The most successful cities partner with schools, community groups and other nonprofits to collect and distribute donated PCs and develop computer-literacy programs in poor neighborhoods. Andrade has been talking with community groups and hardware companies, but his focus to date has been on getting the grid built. "In theory, it's great to get everybody under the tent, but if we got everyone under the tent, we'd be talking about a rollout a year from now," he said. "So the approach we took was to build it as you would build a road and then go out and see how other people can be a part of it."
Andrade is not too concerned with adoption, based on the number of questions he has been receiving about the project. He said it is one of the most anticipated city initiatives he has seen.
Behind all the wires, transmitters and hardware of every WiFi grid is a financial infrastructure, the maze of business relationships that pay for the network and keep it running smoothly. Municipal moneymen in this country often have been more creative and dextrous in building WiFi grids than the engineers and electricians who physically put them together.
Charleston's arrangement with for-profit companies was vanguard when it was announced, but such coalitions have gained favor with communities that have developed projects recently, including tech-savvy cities such as San Francisco.

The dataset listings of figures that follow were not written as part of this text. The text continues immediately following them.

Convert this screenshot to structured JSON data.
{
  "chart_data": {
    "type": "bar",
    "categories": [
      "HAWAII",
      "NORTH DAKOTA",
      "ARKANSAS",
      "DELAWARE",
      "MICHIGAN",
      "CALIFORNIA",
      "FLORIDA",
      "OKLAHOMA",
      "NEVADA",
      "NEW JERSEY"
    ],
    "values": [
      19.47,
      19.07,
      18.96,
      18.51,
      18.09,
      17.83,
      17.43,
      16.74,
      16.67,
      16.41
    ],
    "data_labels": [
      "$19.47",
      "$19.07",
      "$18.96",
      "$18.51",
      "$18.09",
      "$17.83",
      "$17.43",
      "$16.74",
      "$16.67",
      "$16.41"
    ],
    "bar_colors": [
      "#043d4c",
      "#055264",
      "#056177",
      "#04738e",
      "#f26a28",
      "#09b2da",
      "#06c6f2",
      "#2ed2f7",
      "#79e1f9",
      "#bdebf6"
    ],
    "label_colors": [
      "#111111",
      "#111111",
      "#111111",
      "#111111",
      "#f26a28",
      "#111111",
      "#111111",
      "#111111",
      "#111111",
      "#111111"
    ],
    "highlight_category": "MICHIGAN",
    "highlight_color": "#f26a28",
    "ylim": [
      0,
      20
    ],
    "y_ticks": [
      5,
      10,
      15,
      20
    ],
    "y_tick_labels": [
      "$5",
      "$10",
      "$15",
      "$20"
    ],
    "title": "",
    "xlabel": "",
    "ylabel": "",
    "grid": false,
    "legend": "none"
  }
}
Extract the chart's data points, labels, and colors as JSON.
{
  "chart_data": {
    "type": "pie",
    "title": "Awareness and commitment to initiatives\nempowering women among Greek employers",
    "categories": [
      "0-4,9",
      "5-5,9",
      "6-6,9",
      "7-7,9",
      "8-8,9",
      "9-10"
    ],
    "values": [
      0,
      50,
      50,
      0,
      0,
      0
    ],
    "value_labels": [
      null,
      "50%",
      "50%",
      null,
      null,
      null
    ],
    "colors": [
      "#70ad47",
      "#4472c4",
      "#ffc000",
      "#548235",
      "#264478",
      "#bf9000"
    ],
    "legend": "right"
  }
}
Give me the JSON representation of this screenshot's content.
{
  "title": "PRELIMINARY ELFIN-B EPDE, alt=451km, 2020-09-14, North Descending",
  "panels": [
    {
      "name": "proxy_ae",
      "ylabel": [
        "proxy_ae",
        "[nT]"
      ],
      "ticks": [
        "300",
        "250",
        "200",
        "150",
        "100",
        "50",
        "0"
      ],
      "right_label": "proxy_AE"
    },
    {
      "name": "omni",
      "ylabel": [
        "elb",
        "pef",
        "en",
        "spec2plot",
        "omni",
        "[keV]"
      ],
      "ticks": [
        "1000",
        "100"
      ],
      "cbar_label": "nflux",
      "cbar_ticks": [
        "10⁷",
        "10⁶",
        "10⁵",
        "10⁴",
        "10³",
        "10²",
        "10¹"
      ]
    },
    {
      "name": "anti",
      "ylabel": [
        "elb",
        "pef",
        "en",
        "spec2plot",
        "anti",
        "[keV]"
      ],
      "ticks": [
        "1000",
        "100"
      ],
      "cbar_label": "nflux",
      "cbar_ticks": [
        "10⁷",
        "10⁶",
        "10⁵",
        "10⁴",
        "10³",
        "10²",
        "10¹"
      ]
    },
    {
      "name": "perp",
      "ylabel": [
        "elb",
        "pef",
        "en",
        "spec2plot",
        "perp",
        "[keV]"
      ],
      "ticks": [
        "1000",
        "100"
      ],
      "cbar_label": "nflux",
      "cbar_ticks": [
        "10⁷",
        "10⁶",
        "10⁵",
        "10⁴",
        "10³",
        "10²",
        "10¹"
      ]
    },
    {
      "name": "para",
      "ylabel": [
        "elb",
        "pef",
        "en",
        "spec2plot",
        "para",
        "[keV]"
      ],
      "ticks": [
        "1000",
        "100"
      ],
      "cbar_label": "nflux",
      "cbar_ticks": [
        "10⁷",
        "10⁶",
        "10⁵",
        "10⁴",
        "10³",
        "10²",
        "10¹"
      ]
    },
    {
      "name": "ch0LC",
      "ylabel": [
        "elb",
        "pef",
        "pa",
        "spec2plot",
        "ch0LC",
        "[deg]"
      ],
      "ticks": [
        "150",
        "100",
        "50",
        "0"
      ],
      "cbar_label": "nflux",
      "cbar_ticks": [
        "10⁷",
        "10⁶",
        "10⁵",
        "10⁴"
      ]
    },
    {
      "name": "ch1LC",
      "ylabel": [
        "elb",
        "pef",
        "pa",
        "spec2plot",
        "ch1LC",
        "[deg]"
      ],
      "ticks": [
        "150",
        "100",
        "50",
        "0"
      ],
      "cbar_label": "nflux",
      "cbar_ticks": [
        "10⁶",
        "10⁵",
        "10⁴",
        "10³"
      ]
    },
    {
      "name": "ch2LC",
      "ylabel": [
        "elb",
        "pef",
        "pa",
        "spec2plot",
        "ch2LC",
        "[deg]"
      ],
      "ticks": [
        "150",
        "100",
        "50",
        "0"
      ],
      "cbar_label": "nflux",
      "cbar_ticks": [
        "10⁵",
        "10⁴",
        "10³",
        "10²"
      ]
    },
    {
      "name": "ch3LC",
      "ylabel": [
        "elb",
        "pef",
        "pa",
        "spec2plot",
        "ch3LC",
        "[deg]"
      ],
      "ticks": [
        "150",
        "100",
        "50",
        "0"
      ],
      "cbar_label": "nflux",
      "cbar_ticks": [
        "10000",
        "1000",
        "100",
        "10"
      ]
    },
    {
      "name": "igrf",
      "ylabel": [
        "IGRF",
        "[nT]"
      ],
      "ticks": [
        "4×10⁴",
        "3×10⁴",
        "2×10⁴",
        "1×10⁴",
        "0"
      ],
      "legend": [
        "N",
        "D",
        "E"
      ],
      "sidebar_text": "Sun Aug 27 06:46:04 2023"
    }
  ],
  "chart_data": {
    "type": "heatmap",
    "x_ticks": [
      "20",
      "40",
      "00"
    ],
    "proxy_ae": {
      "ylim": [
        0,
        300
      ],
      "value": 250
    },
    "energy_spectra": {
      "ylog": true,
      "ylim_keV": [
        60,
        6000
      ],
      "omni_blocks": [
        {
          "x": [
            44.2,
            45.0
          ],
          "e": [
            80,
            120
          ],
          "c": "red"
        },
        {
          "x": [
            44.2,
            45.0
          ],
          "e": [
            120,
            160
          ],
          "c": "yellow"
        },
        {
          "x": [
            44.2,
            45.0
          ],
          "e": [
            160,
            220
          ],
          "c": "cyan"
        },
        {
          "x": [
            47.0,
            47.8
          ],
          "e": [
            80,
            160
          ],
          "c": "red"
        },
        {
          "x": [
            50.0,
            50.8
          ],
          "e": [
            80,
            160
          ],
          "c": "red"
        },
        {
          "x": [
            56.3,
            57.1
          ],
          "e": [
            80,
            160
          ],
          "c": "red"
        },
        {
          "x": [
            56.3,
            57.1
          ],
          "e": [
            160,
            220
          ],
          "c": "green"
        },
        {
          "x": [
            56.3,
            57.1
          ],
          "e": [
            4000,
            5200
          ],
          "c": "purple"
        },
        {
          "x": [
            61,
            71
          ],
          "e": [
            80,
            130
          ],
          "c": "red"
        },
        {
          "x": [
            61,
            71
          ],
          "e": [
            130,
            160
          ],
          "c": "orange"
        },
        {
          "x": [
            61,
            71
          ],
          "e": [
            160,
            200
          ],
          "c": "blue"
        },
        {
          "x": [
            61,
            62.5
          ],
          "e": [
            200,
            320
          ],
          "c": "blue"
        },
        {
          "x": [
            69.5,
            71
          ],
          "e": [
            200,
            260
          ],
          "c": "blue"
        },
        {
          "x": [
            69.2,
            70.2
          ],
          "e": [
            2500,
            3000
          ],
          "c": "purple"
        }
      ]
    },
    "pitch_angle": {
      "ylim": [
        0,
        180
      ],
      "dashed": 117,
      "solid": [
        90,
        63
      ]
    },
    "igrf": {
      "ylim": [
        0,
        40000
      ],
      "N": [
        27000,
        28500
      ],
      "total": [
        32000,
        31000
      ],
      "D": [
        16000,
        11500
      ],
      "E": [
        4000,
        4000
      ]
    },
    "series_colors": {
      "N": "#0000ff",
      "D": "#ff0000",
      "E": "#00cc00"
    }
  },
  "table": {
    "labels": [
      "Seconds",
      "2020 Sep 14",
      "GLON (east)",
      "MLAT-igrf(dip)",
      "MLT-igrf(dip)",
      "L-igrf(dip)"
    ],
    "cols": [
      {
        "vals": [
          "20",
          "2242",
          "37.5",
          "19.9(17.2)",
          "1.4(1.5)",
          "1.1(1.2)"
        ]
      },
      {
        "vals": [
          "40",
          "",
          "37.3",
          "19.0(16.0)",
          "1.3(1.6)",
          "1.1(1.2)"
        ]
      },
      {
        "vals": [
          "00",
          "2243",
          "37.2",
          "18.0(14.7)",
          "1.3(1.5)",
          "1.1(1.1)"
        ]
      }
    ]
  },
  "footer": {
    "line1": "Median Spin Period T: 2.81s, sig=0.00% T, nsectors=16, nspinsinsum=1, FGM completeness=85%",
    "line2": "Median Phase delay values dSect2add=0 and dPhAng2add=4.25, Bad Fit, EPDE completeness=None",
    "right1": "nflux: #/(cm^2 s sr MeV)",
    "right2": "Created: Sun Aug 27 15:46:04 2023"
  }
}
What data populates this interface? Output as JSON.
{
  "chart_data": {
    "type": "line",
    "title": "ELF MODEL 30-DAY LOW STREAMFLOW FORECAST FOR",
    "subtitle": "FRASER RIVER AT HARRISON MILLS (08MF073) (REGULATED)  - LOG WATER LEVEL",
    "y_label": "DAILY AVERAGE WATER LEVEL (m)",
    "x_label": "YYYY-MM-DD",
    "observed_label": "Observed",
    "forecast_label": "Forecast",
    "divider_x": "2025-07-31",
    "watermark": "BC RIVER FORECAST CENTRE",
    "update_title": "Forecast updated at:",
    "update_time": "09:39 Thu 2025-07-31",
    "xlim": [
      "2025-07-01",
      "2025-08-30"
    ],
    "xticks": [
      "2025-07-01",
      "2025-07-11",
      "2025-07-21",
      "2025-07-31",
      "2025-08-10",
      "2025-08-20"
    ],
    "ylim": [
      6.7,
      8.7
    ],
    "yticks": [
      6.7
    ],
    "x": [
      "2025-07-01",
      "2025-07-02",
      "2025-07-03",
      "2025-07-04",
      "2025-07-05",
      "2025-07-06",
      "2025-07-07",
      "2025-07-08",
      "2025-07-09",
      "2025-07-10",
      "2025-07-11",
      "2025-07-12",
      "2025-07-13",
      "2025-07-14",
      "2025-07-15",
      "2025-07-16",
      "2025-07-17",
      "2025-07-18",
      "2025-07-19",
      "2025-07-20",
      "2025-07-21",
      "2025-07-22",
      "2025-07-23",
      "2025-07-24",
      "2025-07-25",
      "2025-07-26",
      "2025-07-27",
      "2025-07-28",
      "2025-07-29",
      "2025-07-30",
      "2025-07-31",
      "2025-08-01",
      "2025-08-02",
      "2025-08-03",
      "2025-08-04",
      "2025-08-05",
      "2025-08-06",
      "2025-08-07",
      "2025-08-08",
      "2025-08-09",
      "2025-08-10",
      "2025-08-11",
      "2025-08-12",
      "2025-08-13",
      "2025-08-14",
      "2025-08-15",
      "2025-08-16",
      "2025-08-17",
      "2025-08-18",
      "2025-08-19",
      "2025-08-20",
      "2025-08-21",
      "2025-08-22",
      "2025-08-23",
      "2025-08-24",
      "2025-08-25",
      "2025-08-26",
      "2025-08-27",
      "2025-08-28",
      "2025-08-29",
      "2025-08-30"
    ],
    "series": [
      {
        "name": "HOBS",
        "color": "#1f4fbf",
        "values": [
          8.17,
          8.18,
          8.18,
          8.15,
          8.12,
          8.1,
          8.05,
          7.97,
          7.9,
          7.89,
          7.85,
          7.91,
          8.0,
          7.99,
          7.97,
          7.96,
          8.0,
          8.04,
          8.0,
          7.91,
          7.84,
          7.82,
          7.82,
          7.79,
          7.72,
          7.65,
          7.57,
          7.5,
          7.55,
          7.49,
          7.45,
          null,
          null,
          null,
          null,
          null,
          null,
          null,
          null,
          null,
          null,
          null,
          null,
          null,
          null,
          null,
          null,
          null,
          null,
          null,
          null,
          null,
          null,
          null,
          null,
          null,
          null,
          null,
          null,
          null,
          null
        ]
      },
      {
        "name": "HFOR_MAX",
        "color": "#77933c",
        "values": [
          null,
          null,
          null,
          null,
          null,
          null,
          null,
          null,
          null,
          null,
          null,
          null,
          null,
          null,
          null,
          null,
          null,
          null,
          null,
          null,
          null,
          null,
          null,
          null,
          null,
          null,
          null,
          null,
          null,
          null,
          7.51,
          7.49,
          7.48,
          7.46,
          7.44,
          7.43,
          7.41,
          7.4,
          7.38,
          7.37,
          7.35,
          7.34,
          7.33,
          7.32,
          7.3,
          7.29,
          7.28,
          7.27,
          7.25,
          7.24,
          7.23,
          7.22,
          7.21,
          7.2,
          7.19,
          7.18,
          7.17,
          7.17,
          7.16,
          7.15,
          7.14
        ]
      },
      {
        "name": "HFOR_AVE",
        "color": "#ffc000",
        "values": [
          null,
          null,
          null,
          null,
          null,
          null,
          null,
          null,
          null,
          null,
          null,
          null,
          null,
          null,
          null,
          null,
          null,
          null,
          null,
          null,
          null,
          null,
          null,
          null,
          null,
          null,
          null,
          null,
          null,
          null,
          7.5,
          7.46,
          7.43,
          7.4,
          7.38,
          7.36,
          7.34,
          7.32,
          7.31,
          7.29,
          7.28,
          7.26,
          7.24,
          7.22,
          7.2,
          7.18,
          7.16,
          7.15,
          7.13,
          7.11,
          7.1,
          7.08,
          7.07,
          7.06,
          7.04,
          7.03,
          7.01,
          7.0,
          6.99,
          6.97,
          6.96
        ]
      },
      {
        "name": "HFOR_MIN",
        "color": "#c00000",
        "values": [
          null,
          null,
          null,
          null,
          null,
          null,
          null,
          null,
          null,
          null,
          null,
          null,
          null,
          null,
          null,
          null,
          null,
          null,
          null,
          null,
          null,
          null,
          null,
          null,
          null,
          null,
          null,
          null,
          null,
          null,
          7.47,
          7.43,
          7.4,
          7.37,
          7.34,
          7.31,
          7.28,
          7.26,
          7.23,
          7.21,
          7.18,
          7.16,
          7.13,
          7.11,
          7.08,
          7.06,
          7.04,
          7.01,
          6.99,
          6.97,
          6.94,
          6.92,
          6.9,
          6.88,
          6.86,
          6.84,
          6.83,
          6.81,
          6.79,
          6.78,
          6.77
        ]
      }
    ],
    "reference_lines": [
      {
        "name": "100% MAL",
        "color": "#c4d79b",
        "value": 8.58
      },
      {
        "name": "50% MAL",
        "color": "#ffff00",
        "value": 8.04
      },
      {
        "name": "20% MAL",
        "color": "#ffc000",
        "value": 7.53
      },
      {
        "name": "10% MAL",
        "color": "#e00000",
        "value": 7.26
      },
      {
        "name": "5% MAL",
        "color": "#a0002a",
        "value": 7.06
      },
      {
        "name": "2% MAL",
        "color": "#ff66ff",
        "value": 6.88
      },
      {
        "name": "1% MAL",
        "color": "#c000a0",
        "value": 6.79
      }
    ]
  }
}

The city is not paying a dime to offer its peninsular residents free WiFi. The cost is being shouldered by Widespread Access and Evening Post Publishing. Widespread Access plans to make money on the endeavor by selling faster and more secure connections, and Evening Post will sell ads on the network's home page and generate publicity for The Post and Courier.
Berge Ayvazian, chief strategy officer for Yankee Group, a Boston-based consulting company, said public-private partnerships have become the business model of choice in government WiFi projects. "The Google model has infiltrated, where you have a different means of monetizing the subscriber ... basically allowing different kinds of customers to sell them things" Ayvazian said. "Community newspapers are a perfect model for this."
But what if those business plans don't work, or don't work well enough? What if one of the providing companies goes bankrupt or decides to switch strategies and abandon the project? "The cities aren't probing deeply enough into these questions because they don't want to know," Settles said. "And they're worried that if they ask these kind of questions, then the vendor is going to run. ... At the very least, you have to put in parameters of what happens if the thing fails."
The dynamic can get especially tricky after the grid is built. As traffic increases, a network usually needs to be beefed up quickly, and maintenance is a constant concern. Ayvazian said a lot of companies that bid on municipal WiFi projects underestimate these costs. Yankee Group tells its clients that in the five years after launching a WiFi grid, they should expect to spend as much upgrading and repairing it as they did building it.
Even if Charleston's project is a runaway success, the city will not hold anything tangible at the end of the five-year contract. Widespread Access and Evening Post Publishing, which agreed to offer free access to the network until November 2010, own the grid. But Andrade doesn't see that, or much of anything else, as a potential downside. "We just enable this to happen, and outside of that, we are largely dependent on the contractor to execute," he said. And, he noted, the price of failure to the city will be the same as the cost of success: zero.
BY THE NUMBERS
* 30: the percent of the peninsula that will have the WiFi signal by Friday.
* 56: citywide WiFi networks running in the U.S.
* 59: cities and countries currently building WiFi grids.
* 250: kilobytes per second - the speed of Charleston's ne WiFi connection.
* $19.99: the monthly cost to get a connection that is more secure and four times faster.